WORKING DRAWING DROP FRAME MODEL. ([See Page 52].)
What is known as “brazing spelter” is really a misnomer, and should be called brazing solder. Spelter is the crude product from which refined zinc results. Brazing solder is a combination of copper and spelter first cast into slabs or ingots, then placed into large mortars and pounded by a heavy pestle by hand, and, strange to say, that in all our recent developments in metal work no method can be found to supersede this method of manufacture, as this is the original method of making it.
There are altogether about eight grades of brazing solder, ranging from what is known as the coarse long grain to extra fine grain.

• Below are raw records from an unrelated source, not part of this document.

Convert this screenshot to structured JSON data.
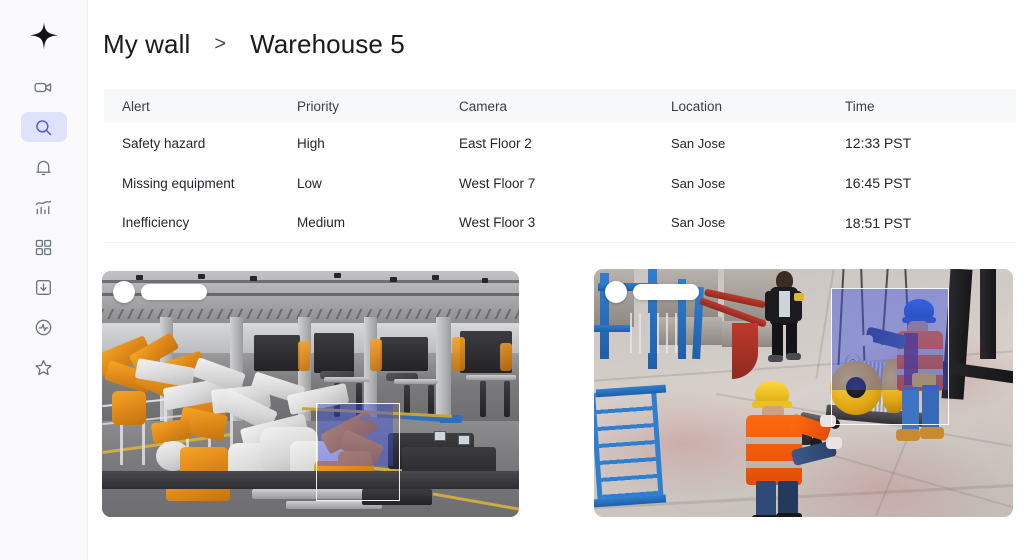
{
  "app": {
    "logo_icon": "sparkle-logo-icon",
    "accent_color": "#4d5ce8",
    "active_nav_bg": "#dfe2fb",
    "header_bg": "#f7f8fa"
  },
  "sidebar": {
    "items": [
      {
        "id": "cameras",
        "icon": "video-camera-icon",
        "active": false
      },
      {
        "id": "search",
        "icon": "search-icon",
        "active": true
      },
      {
        "id": "alerts",
        "icon": "bell-icon",
        "active": false
      },
      {
        "id": "analytics",
        "icon": "bar-chart-icon",
        "active": false
      },
      {
        "id": "apps",
        "icon": "grid-icon",
        "active": false
      },
      {
        "id": "downloads",
        "icon": "download-box-icon",
        "active": false
      },
      {
        "id": "activity",
        "icon": "activity-circle-icon",
        "active": false
      },
      {
        "id": "favorites",
        "icon": "star-icon",
        "active": false
      }
    ]
  },
  "header": {
    "breadcrumb": {
      "root": "My wall",
      "separator": ">",
      "current": "Warehouse 5"
    }
  },
  "table": {
    "columns": [
      "Alert",
      "Priority",
      "Camera",
      "Location",
      "Time"
    ],
    "rows": [
      {
        "alert": "Safety hazard",
        "priority": "High",
        "camera": "East Floor 2",
        "location": "San Jose",
        "time": "12:33 PST"
      },
      {
        "alert": "Missing equipment",
        "priority": "Low",
        "camera": "West Floor 7",
        "location": "San Jose",
        "time": "16:45 PST"
      },
      {
        "alert": "Inefficiency",
        "priority": "Medium",
        "camera": "West Floor 3",
        "location": "San Jose",
        "time": "18:51 PST"
      }
    ]
  },
  "cards": [
    {
      "id": "camera-feed-1",
      "scene": "factory-robot-assembly-line",
      "detection_overlay_color": "#3e50de",
      "bounding_box_color": "#ffffff",
      "control_knob": "playback-scrubber-knob",
      "control_track": "playback-scrubber-track"
    },
    {
      "id": "camera-feed-2",
      "scene": "warehouse-workers-cable-spool",
      "detection_overlay_color": "#3e50de",
      "bounding_box_color": "#ffffff",
      "control_knob": "playback-scrubber-knob",
      "control_track": "playback-scrubber-track"
    }
  ]
}
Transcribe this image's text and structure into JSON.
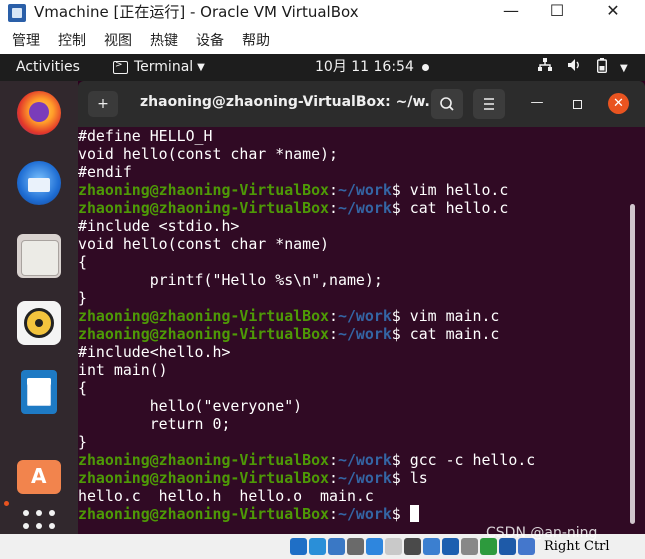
{
  "vbox_window": {
    "title": "Vmachine [正在运行] - Oracle VM VirtualBox",
    "minimize_glyph": "—",
    "maximize_glyph": "☐",
    "close_glyph": "✕",
    "menu": [
      "管理",
      "控制",
      "视图",
      "热键",
      "设备",
      "帮助"
    ]
  },
  "top_bar": {
    "activities": "Activities",
    "app_menu_label": "Terminal",
    "clock": "10月 11  16:54",
    "tray_icons": [
      "network-icon",
      "volume-icon",
      "battery-icon",
      "system-menu-arrow-icon"
    ]
  },
  "dock": {
    "apps": [
      "firefox",
      "thunderbird",
      "files",
      "rhythmbox",
      "libreoffice-writer",
      "ubuntu-software",
      "show-applications"
    ]
  },
  "terminal": {
    "title": "zhaoning@zhaoning-VirtualBox: ~/w...",
    "new_tab_glyph": "+",
    "prompt": {
      "user_host": "zhaoning@zhaoning-VirtualBox",
      "sep": ":",
      "path": "~/work",
      "symbol": "$ "
    },
    "lines": [
      {
        "type": "output",
        "text": "#define HELLO_H"
      },
      {
        "type": "output",
        "text": "void hello(const char *name);"
      },
      {
        "type": "output",
        "text": "#endif"
      },
      {
        "type": "prompt",
        "cmd": "vim hello.c"
      },
      {
        "type": "prompt",
        "cmd": "cat hello.c"
      },
      {
        "type": "output",
        "text": "#include <stdio.h>"
      },
      {
        "type": "output",
        "text": "void hello(const char *name)"
      },
      {
        "type": "output",
        "text": "{"
      },
      {
        "type": "output",
        "text": "        printf(\"Hello %s\\n\",name);"
      },
      {
        "type": "output",
        "text": "}"
      },
      {
        "type": "prompt",
        "cmd": "vim main.c"
      },
      {
        "type": "prompt",
        "cmd": "cat main.c"
      },
      {
        "type": "output",
        "text": "#include<hello.h>"
      },
      {
        "type": "output",
        "text": "int main()"
      },
      {
        "type": "output",
        "text": "{"
      },
      {
        "type": "output",
        "text": "        hello(\"everyone\")"
      },
      {
        "type": "output",
        "text": "        return 0;"
      },
      {
        "type": "output",
        "text": "}"
      },
      {
        "type": "prompt",
        "cmd": "gcc -c hello.c"
      },
      {
        "type": "prompt",
        "cmd": "ls"
      },
      {
        "type": "output",
        "text": "hello.c  hello.h  hello.o  main.c"
      },
      {
        "type": "prompt",
        "cmd": "",
        "cursor": true
      }
    ]
  },
  "status_bar": {
    "host_key": "Right Ctrl",
    "watermark": "CSDN @an-ning",
    "colors": [
      "#1f6fc6",
      "#2a8fd8",
      "#3a78c5",
      "#6a6a6a",
      "#2e86de",
      "#c9c9c9",
      "#4a4a4a",
      "#3b7fd0",
      "#1c5fb0",
      "#888888",
      "#2d9a3d",
      "#1e5aa8",
      "#4477cc"
    ]
  }
}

The first result of the pounding operation is the coarse long grain which comes out almost in shreds; by further pounding the shreds are produced, and the result is the fine long grain. From this operation comes the rough grain, the first being coarse long grain, the next medium, then fine and finally extra fine. The proportion of extra fine long grain to the other coarser grades or varieties is only about ten per cent. of the total, consequently making the latter grade the highest in price. The various grades are separated by sifting through a sieve. The running qualities of this solder are affected by the larger or smaller proportion of copper used in the composition. The more copper used the more heat required to melt it, the reverse being the case where more spelter than copper is used.
On bicycle frame work where the surface is largely exposed, the coarse varieties can be successfully used, but for the fine work where little heat can be used, and where the tubing is of extremely light gauge the extra fine grade, which is known also as the quick running solder, gives the best results.
Wire spelter, which comes in coils, has become very popular on account of its lessened cost, its cleanliness, and also because it is not so wasteful as loose spelter, and can be conveyed directly into the joint by the operator as soon as it has reached the melting point.
EAGLE
DROPPED FORGED
FLUSH JOINT.
Another method that is somewhat new is known as liquid brazing, which is nothing really but a special treatment of the joint plunged into molten spelter, and out of which the joint comes surprisingly free from scale, a cleaning by a wire brush being about all the after treatment necessary. The process is a secret one, and the surrounding joints are covered with what is known as the anti-flux, so that the spelter will not adhere there, but joints to be united, of course, are covered with a liquid flux as in the old way.
The makers of the Union produce their flush joints by using what they call pocket brazing. This mode requires the forming of a series of pockets in the projecting ends of the brackets, which may be oval, circular or of any desired shape, although the oval has been found the most convenient. Before the tubing is completely fitted over the bracket arm the pockets are filled with flux, and immediately upon the application of the heat the brass begins to flow and with astonishing evenness, so much so, in fact, that when after cooling, joints are cut out, the brass is found as uniformly distributed as if laid on with a brush. Moreover, no considerable amount of brass flows out of the joint and no filling is necessary. Less heat is required for the reason that the brass is placed where necessary and the parts need not be dangerously heated to cause the brass to flow in. The pocket corrugations are found to stiffen the machine to a marked degree. Taken all in all it is a sure, clean and highly ingenious braze.